American Compass did a podcast with JD Vance, author of Hillbilly Elegy and Chris Arnade, author of Dignity, discussing my piece on the Left's deadly sins along with its companion piece by Henry Olsen on the deadly sins of the right. It's really quite good and I strongly recommend it. By no means do I agree with all of what Vance and Arnade have to say about my article and Olsen's but I did find their remarks thoughtful and stimulating. I think you will too.
There is a partial transcript as well as the audio.
Chris Arnade
The way I see the difference between the Left and Right is encompassed by the two different books that J.D. and I wrote, or at least the cartoonish criticism of our books. People would look at J.D.’s book [Hillbilly Elegy] and say, “It embraces the Right because it gives the poor people, especially, too much agency. They’re responsible for their mistakes.” Then they look at my book [Dignity] and they say, “Well, you deny agency. You make everybody a victim who isn’t responsible for their own fault.”
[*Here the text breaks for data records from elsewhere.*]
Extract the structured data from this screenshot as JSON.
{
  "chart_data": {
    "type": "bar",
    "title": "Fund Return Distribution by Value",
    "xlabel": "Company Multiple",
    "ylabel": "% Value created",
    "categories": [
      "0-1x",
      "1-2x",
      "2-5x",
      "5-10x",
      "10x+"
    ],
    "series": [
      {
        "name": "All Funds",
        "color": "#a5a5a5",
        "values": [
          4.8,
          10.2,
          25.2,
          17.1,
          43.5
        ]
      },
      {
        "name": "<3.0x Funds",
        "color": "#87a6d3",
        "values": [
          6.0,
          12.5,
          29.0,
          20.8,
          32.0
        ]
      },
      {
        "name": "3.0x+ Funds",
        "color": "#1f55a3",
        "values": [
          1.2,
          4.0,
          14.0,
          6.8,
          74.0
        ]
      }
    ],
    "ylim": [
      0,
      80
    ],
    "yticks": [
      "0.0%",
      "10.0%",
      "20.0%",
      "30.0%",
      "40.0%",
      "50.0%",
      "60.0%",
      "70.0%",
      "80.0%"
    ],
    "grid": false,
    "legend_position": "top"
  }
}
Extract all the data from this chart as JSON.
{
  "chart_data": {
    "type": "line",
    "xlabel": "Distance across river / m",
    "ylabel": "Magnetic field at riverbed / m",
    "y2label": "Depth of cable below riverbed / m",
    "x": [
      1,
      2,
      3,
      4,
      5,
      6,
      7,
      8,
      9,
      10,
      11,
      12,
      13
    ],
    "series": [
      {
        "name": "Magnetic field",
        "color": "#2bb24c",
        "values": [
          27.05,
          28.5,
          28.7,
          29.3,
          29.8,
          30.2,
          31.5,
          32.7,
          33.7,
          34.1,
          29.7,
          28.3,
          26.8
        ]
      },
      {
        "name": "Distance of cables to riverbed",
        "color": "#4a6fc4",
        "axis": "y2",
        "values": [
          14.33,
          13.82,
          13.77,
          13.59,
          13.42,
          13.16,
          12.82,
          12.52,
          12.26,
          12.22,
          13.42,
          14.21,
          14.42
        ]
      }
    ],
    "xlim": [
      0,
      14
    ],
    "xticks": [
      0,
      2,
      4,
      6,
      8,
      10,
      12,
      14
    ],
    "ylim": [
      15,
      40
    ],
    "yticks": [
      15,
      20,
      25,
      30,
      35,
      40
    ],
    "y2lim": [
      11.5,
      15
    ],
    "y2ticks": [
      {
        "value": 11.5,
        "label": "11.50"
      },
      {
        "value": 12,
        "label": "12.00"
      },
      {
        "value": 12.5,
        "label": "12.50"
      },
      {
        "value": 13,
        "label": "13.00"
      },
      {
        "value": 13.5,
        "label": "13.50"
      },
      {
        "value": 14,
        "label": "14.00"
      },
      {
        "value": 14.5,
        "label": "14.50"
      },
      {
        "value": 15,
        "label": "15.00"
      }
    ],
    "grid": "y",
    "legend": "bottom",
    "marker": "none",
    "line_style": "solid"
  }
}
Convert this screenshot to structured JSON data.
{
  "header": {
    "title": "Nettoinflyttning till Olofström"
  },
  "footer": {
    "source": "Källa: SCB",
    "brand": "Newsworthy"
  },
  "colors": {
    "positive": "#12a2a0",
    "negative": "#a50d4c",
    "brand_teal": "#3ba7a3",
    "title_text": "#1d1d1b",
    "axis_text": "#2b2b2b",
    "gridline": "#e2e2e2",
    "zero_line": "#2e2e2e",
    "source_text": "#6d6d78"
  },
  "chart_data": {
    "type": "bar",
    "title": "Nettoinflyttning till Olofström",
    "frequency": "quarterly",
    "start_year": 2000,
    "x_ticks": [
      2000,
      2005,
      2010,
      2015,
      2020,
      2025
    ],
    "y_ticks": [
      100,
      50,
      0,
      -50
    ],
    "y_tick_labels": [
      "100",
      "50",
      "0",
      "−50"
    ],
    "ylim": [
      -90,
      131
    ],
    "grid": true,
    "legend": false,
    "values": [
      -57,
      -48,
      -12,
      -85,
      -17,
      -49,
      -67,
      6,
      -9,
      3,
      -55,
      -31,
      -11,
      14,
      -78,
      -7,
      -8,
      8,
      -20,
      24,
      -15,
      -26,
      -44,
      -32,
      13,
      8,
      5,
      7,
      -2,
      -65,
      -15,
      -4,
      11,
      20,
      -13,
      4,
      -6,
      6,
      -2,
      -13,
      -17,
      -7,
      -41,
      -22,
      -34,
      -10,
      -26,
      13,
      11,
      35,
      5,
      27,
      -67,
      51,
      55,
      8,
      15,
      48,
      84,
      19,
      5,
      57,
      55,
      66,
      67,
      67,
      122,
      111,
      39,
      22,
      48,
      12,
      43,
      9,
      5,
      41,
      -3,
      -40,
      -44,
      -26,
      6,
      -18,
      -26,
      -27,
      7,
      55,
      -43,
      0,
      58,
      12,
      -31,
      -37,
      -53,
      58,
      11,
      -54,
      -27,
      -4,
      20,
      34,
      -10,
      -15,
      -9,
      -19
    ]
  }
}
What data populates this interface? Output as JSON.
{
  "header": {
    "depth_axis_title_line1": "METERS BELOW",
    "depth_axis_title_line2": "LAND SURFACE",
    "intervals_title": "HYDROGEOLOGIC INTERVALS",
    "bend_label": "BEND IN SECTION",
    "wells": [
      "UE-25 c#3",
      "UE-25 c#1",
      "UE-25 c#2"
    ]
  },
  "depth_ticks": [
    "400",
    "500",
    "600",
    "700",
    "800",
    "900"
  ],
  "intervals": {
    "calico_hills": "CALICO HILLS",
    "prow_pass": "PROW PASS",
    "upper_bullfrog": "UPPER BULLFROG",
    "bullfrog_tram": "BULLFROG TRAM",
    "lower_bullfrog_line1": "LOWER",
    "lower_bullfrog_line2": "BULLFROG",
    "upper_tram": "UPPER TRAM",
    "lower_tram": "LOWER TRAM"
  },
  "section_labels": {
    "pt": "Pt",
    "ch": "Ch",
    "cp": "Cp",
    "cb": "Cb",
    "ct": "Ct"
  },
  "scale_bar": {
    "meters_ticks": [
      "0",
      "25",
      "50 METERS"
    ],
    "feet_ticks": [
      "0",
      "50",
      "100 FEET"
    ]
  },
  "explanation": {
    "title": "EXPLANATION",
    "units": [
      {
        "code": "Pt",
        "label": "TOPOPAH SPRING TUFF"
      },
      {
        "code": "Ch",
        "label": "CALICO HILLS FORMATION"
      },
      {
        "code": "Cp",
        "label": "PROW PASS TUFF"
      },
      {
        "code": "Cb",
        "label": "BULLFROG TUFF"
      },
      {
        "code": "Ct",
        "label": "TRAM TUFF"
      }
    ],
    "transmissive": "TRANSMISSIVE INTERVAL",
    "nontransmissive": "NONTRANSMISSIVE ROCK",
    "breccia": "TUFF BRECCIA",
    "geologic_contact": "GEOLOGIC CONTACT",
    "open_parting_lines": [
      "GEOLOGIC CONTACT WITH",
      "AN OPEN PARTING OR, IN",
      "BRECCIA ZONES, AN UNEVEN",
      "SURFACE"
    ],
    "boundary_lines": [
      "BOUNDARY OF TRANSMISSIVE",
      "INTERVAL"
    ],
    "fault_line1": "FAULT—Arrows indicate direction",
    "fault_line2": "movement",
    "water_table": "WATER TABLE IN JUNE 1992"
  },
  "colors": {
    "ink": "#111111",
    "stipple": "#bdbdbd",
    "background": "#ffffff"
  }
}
I think that is what filters down to voters politically: “The Right blames me for my problems, and the Left treats me like a kid and says I’m not responsible for any of my behavior.” More and more since writing the book, that’s how I see the political camps being divided, is how they treat poor people or how they treat the voters. Do they treat them like children that have to be condescended to, who have no agency and are just victims of our elite problems who need to be helped? Or are they people who are weak and need to just buck up and work harder?
Oren Cass:
That’s interesting. If you think about where a lot of the mainstream economic policy on the Left has been then, as you said, it’s in some ways indecipherable from the mainstream Right-of-center economic policy. And then part of Teixeira’s point is that when you look at what reformers on the Left advocate, they are not reformers in the direction of actually solving the problems that a lot of people would describe. They are reformers in a different and more radical and less responsive direction.
Chris, do you feel as you look across both parties is there anywhere that you’d say that someone’s getting it right, and they really do have a finger on the pulse of either understanding what people feel like are the most serious problems or having an agenda that might address them effectively?
Chris Arnade:
I’ll get yelled at for this, but I think to some degree, Trump did early on in late ’15, early ’16, in the early larval stage of his candidacy. I always say that I still think the missing quadrant is the economically liberal, socially conservative quadrant. Trump got pushed there by being anti-Jeb. He was running against the DC consensus, which pushed him that direction. Sanders gets there at times, on economics.
My biggest criticism of both the Left and Right, and the essays got at this in some sense, is I just don’t think the political donor base of either party knows the people they’re advocating for. Let’s take the Left’s idea of identity politics. What frustrates me about the whole conversation is that I think most Americans of all races support the broad goals of identity politics. They support the strategy, not the tactics, meaning the way that it’s framed, the militant, aggressive language that is used. Most people I’ve met across America are pretty open-minded and understanding and can get there, given the time. The problem is the framework feels like it’s being pushed on them in a condescending manner that causes a reaction to push back.
The broad public is a lot more tolerant than it’s given credit for, but the politics doesn’t understand that. The Left talks down to people. All these conversations feel like grad school seminars, arguing about people who aren’t there. I think the sins of both parties are reflective of that. The Left talks down to people, and the Right just tells them to do better.
Oren Cass:
J.D., jump in on the point about the parties not understanding who they’re advocating for. You’ve highlighted the difference between what Trump ran on and how he then governed and is now running. What happened? How do you explain the forces on the right-of-center that have been at play here?
J.D. Vance:
The problem that the Trump administration has revealed on the Right is not that Republican voters are bad or unwilling to think about new solutions to problems. It’s certainly not, as the Left likes to say, that Republican voters are racist. It’s interesting that the identity politics point that Teixeira makes, a lot of Republican voters would make too, but then it would be called “racial resentment” by certain academics in our country.
The problem on the Right is that you have an existing institutional infrastructure that just doesn’t know how to govern outside of a very narrow set of policies, which primarily benefit the donor class. What Chris said about the donors on both the Left and the Right is exactly right and what you have because of it is this perception, I think in large measure a reality, of a uni-party that governs culturally a little bit to the left of the American people and economically very much to the right of the American people. And it just seems to go on no matter who wins, no matter who’s in charge. Even when a guy like Donald Trump runs against that consensus, his policy-making apparatus gets caught in the wheels of the machine.